Víctor Hugo Monzón Pérez (born 12 November 1957) is a Guatemalan football coach and former defender who played most of his career for the club Aurora F.C. in the 1980s and 1990s and became a member and later captain of the Guatemala national team.

==Club career==
Born in Guatemala City, Monzón started his career in the youth divisions of Aurora F.C., who promoted him to the Liga Mayor (top division) in 1977. He spent almost his entire professional career at that club, being part of the league-winning squads of the 1978, 1984, 1986, and 1992–93 seasons.
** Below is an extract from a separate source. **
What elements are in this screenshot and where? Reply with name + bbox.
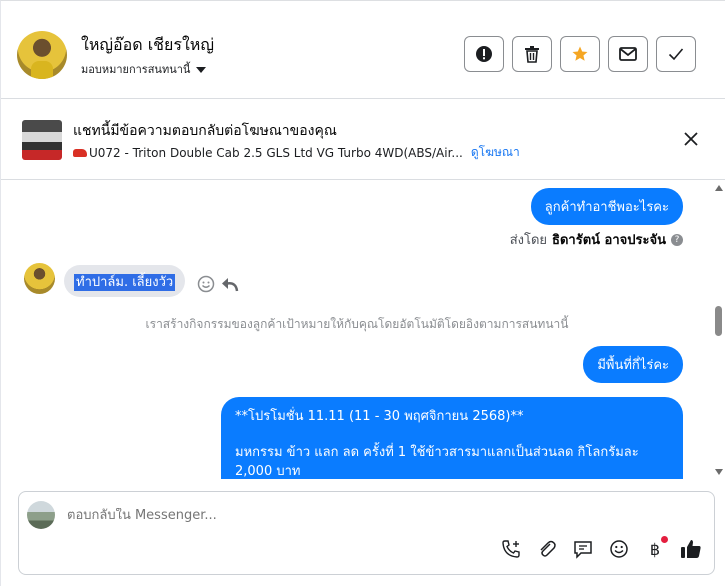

He ended his club career with a stint at CSD Municipal.

==International career==
Monzón was first called up to the Guatemalan national team in 1979, and represented it at the 1983 Pan American Games, where the team obtained the bronze medal. Later, he played during the World Cup qualification processes for the World Cups of 1986, 1990, and 1994. He was also part of the squad that participated at the 1988 Olympic Tournament. His last cap was against Honduras in 1992. He was succeeded by Juan Manuel Funes as the national team captain.

==Managerial career==
After his retirement from playing in 1994, Monzón became a coach, being in charge of the Guatemala Under-17 team in his early coaching years. After having been an assistant coach for club Municipal, he was appointed their manager in April 2007. He succeeded Enzo Trossero at this position, which Monzón held until November 2007 when he was substituted by Jorge Benítez.